O item 3 é o defeito mais comum da automação que cresceu aos poucos: boas-vindas, carrinho e newsletter, cada um correto sozinho, e a mesma pessoa recebendo três e-mails numa terça-feira. O limite por pessoa por semana é a regra que os outros fluxos obedecem. Mapa em prompts para automações de e-mail.

A regra que atravessa os cinco

Nenhum recebe a lista, nenhum inventa oferta. O que o modelo faz bem é o trabalho que a rotina empurra para depois: o preheader, a condição de parada, a regra de saída, o rodapé. Alimentado com dado de cliente, devolve um e-mail “personalizado” por um risco desnecessário; com o segmento descrito, devolve o mesmo e-mail e nenhum risco.

Campanha para pedir indicação: prompts para pedir e estruturar indicações. Pauta, anúncio e calendário: 5 prompts para profissionais de marketing. O que vem antes do e-mail: prompts para iscas digitais.

Perguntas frequentes

Posso colar minha lista de contatos no ChatGPT para ele segmentar?

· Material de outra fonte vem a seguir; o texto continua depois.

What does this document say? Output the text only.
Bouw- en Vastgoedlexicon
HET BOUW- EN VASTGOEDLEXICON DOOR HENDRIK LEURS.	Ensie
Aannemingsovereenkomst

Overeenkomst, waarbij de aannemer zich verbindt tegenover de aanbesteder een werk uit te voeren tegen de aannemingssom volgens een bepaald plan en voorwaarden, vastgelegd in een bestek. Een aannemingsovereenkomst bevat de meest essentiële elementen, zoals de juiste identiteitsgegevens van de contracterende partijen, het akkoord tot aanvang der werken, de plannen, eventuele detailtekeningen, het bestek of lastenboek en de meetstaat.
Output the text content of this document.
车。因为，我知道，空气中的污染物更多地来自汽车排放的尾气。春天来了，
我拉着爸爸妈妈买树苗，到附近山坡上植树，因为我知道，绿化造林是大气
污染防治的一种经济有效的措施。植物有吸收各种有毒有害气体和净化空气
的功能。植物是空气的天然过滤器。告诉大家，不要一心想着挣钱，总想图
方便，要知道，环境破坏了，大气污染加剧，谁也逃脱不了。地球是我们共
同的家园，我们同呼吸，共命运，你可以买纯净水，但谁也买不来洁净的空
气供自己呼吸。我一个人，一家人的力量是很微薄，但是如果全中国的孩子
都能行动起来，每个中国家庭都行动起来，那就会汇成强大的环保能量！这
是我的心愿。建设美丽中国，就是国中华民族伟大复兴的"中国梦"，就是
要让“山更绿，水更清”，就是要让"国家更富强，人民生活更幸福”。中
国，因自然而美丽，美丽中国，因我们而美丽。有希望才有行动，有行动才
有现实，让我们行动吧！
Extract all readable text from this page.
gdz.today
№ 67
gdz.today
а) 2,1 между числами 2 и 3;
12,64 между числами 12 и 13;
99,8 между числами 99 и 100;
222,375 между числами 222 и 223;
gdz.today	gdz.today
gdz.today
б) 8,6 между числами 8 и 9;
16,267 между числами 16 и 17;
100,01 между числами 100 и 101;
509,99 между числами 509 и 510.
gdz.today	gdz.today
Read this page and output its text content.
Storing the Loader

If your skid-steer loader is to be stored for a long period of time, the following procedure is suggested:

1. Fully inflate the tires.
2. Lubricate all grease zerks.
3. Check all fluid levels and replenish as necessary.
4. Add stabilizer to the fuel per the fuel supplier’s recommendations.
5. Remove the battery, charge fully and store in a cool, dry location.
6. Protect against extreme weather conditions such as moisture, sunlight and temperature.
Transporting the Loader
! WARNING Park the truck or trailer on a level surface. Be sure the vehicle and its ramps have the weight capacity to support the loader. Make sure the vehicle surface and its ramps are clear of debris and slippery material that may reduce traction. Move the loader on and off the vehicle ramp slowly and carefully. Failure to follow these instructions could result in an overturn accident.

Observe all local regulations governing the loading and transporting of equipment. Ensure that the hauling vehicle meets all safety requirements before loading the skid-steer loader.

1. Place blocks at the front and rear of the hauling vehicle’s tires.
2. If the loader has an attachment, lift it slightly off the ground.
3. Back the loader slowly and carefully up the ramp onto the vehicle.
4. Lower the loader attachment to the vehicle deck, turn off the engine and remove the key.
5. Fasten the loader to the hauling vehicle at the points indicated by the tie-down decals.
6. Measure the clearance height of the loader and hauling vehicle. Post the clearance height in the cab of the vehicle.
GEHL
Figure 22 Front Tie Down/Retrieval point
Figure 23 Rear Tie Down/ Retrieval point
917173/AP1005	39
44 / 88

Não, e os cinco prompts proíbem isso explicitamente. Nome, e-mail e histórico de compra são dados pessoais de terceiros; colá-los numa ferramenta pública tira esse dado do controle da empresa, com você como responsável. O modelo não precisa da lista: precisa do segmento descrito em palavras — "quem baixou o material há 7 dias e não abriu o segundo e-mail" — e com isso produz a mesma saída. A segmentação em si é trabalho da ferramenta de e-mail, não do modelo.

Por que o primeiro e-mail de carrinho abandonado não pode ter desconto?

Porque parte de quem abandona só foi interrompida — e recebe o cupom que não precisava. A outra parte aprende o padrão em duas compras: coloca no carrinho, fecha a aba, espera o e-mail. A taxa de abandono sobe e você passa a pagar desconto por uma venda que já era sua. O primeiro e-mail lembra; o segundo responde à objeção; o desconto, se existir, só entra no terceiro e só se você declarou que pode.

O que muda com as regras de Gmail e Yahoo para quem envia em volume?

Desde fevereiro de 2024, remetentes em volume precisam de autenticação (SPF, DKIM e DMARC), descadastro em um clique e taxa de reclamação de spam abaixo de 0,3%. Os prompts não resolvem a parte técnica, que é configuração de domínio, mas atacam a taxa de reclamação: assunto que entrega o que promete, rodapé que explica por que a pessoa está recebendo e sequência que para quando deve. Reclamação de spam é o que derruba a entrega de todos os seus e-mails, não só do que gerou a queixa.

Qual é a diferença deste artigo para o de prompts para marketing?

Aquele cobre o núcleo geral do trabalho — pauta, copy de anúncio, calendário editorial, análise de concorrente e reaproveitamento de conteúdo. Este é só o canal de e-mail, que tem regras próprias: chega em caixa de entrada de gente que pode reclamar, obedece a filtro de spam e funciona por automação que roda sem ninguém olhar. Por isso os cinco prompts daqui são restritivos sobre o que o modelo não pode inventar.